The key contractual terms to remember in your Loan Agreement include the following:
- How much is being borrowed (sometimes referred to as the principal sum)
- If it is an unsecured loan or secured loan (a secured loan has a valuable item used as collateral to offset loan risk)
- When the money is being loaned and when it should be paid back
- The amount of interest that is to be charged
- If any late fees or pre payment penalties apply
- What should happen in the event of default by the borrower defaults on the amount
When you complete a Loan Agreement with our specialized advice, you will be prompted to provide these details.
Once complete, you can have your document reviewed by a legal professional to ensure it is ready.

How To Pay A Loan Agreement
Once a Loan Agreement has been finalized and the borrower has received the funds requested, they must follow the repayment schedule specified by the formal contract.
A borrower will often need to repay the loan in installments, usually paying either:
- Monthly payments
- Weekly payments
However, this is not the only possibility open to lenders and borrowers.
If the loan proceeds are smaller, the agreement might stipulate that the outstanding balance has to be paid in a single lump sum on a certain date or when the issuer requests the money back.
Additionally, some agreements will insist that some of the initial loan capital has to be returned via installments with a larger final payment made at the end of the contract (balloon payment).
This normally involves the interest being paid off via installments and the principal balance amount being paid back in full at the end [3].
How To Sign a Loan Agreement
To sign your Loan Agreement, you should check with your jurisdiction to determine if there are any special requirements to fulfill before adding your signature.
In most cases, you are not legally obligated for the signing of the agreement to be witnessed, however, you may wish to sign the document in front of a:
- Notary public
- Witness
Loan Agreement FAQs
There are a lot of details about Loan Agreements that are essential to understand.
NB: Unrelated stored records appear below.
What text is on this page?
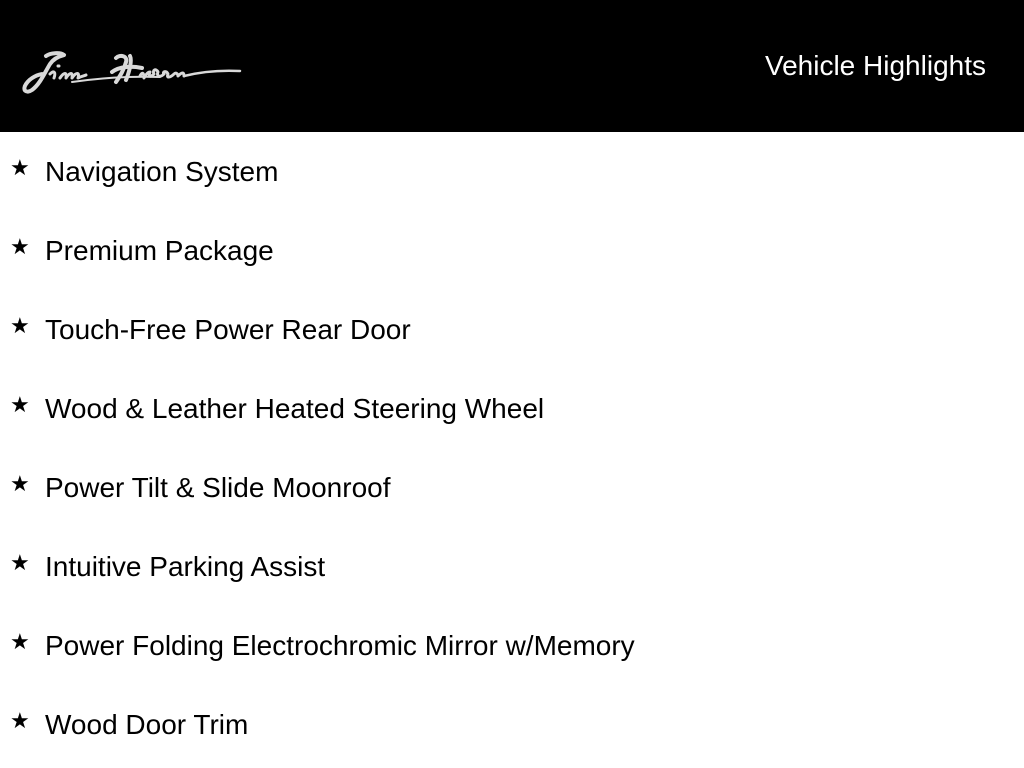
Vehicle Highlights
★ Navigation System
★ Premium Package
★ Touch-Free Power Rear Door
★ Wood & Leather Heated Steering Wheel
★ Power Tilt & Slide Moonroof
★ Intuitive Parking Assist
★ Power Folding Electrochromic Mirror w/Memory
★ Wood Door Trim
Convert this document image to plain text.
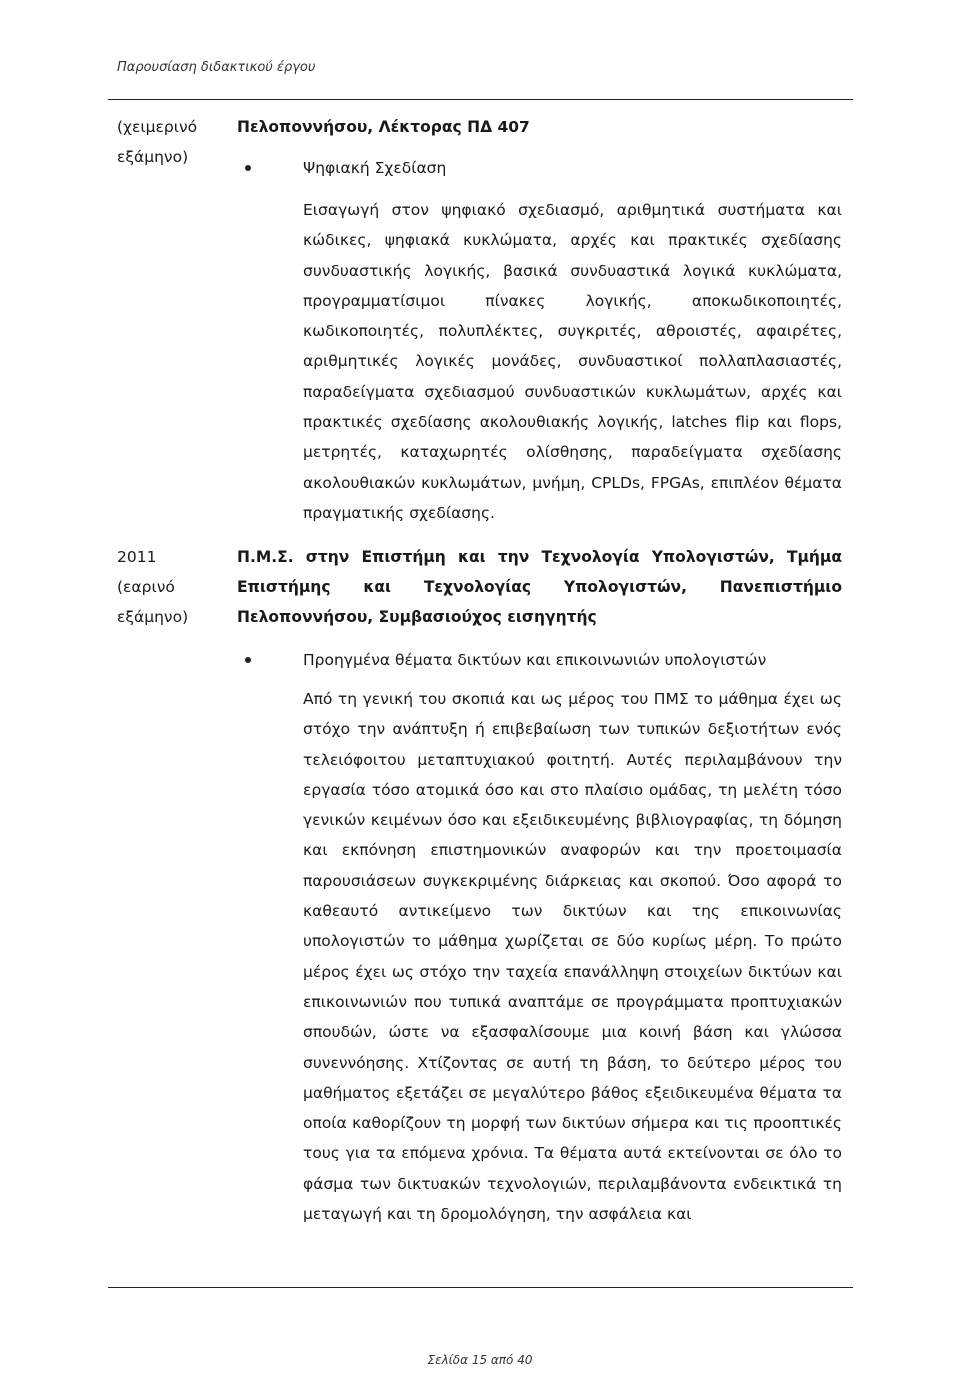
Παρουσίαση διδακτικού έργου
(χειμερινό
εξάμηνο)
Πελοποννήσου, Λέκτορας ΠΔ 407
Ψηφιακή Σχεδίαση
Εισαγωγή στον ψηφιακό σχεδιασμό, αριθμητικά συστήματα και κώδικες, ψηφιακά κυκλώματα, αρχές και πρακτικές σχεδίασης συνδυαστικής λογικής, βασικά συνδυαστικά λογικά κυκλώματα, προγραμματίσιμοι πίνακες λογικής, αποκωδικοποιητές, κωδικοποιητές, πολυπλέκτες, συγκριτές, αθροιστές, αφαιρέτες, αριθμητικές λογικές μονάδες, συνδυαστικοί πολλαπλασιαστές, παραδείγματα σχεδιασμού συνδυαστικών κυκλωμάτων, αρχές και πρακτικές σχεδίασης ακολουθιακής λογικής, latches flip και flops, μετρητές, καταχωρητές ολίσθησης, παραδείγματα σχεδίασης ακολουθιακών κυκλωμάτων, μνήμη, CPLDs, FPGAs, επιπλέον θέματα πραγματικής σχεδίασης.
2011
(εαρινό
εξάμηνο)
Π.Μ.Σ. στην Επιστήμη και την Τεχνολογία Υπολογιστών, Τμήμα Επιστήμης και Τεχνολογίας Υπολογιστών, Πανεπιστήμιο Πελοποννήσου, Συμβασιούχος εισηγητής
Προηγμένα θέματα δικτύων και επικοινωνιών υπολογιστών
Από τη γενική του σκοπιά και ως μέρος του ΠΜΣ το μάθημα έχει ως στόχο την ανάπτυξη ή επιβεβαίωση των τυπικών δεξιοτήτων ενός τελειόφοιτου μεταπτυχιακού φοιτητή. Αυτές περιλαμβάνουν την εργασία τόσο ατομικά όσο και στο πλαίσιο ομάδας, τη μελέτη τόσο γενικών κειμένων όσο και εξειδικευμένης βιβλιογραφίας, τη δόμηση και εκπόνηση επιστημονικών αναφορών και την προετοιμασία παρουσιάσεων συγκεκριμένης διάρκειας και σκοπού. Όσο αφορά το καθεαυτό αντικείμενο των δικτύων και της επικοινωνίας υπολογιστών το μάθημα χωρίζεται σε δύο κυρίως μέρη. Το πρώτο μέρος έχει ως στόχο την ταχεία επανάλληψη στοιχείων δικτύων και επικοινωνιών που τυπικά αναπτάμε σε προγράμματα προπτυχιακών σπουδών, ώστε να εξασφαλίσουμε μια κοινή βάση και γλώσσα συνεννόησης. Χτίζοντας σε αυτή τη βάση, το δεύτερο μέρος του μαθήματος εξετάζει σε μεγαλύτερο βάθος εξειδικευμένα θέματα τα οποία καθορίζουν τη μορφή των δικτύων σήμερα και τις προοπτικές τους για τα επόμενα χρόνια. Τα θέματα αυτά εκτείνονται σε όλο το φάσμα των δικτυακών τεχνολογιών, περιλαμβάνοντα ενδεικτικά τη μεταγωγή και τη δρομολόγηση, την ασφάλεια και
Σελίδα 15 από 40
Find out what other key details you might need to consider before entering into a lending contract in our FAQs.
Use a Loan Agreement when lending money for real estate, businesses, student loans, or personal purchases. It ensures the borrower honors the deal and provides legal protection.
Always create and sign the agreement before transferring any funds.
A Loan Agreement and Promissory Note are often compared or even mentioned interchangeably.
While they are similar in certain aspects, the legal documents have some key differences.
Check the table below to understand the similarities and differences between the two documents.
| Loan Agreement | Promissory Note |
|---|---|
| There is a promise to repay | There is a promise to repay |
| Includes steps for repayment | Includes steps for repayment |
| There is a repayment timeline | There is a repayment timeline |
| Is legally binding | It is legally binding |
| Includes the signature of the borrower | Includes the signature of the borrower |
| Includes the lender’s signature | Does not include the lender’s signature |
| Can repay in installments | Cannot repay in installments |
| Includes consequences of not paying | Does not include consequences |
A Loan Agreement provides clarity and security, helping avoid disputes and defaults.
If a borrower makes late payments, decides not to pay or the lender changes the repayment terms suddenly, and there is no Loan Agreement, there is little either party can do to enforce the original accord. This could leave one side significantly out of pocket.
Anyone lending money should use a Loan Agreement. It is legally enforceable, providing a clear record of the loan terms and protecting both parties in case of disputes.
For borrowers, a Loan Agreement specifies the repayment schedule and interest rates, ensuring transparency and protection against predatory practices and unexpected changes.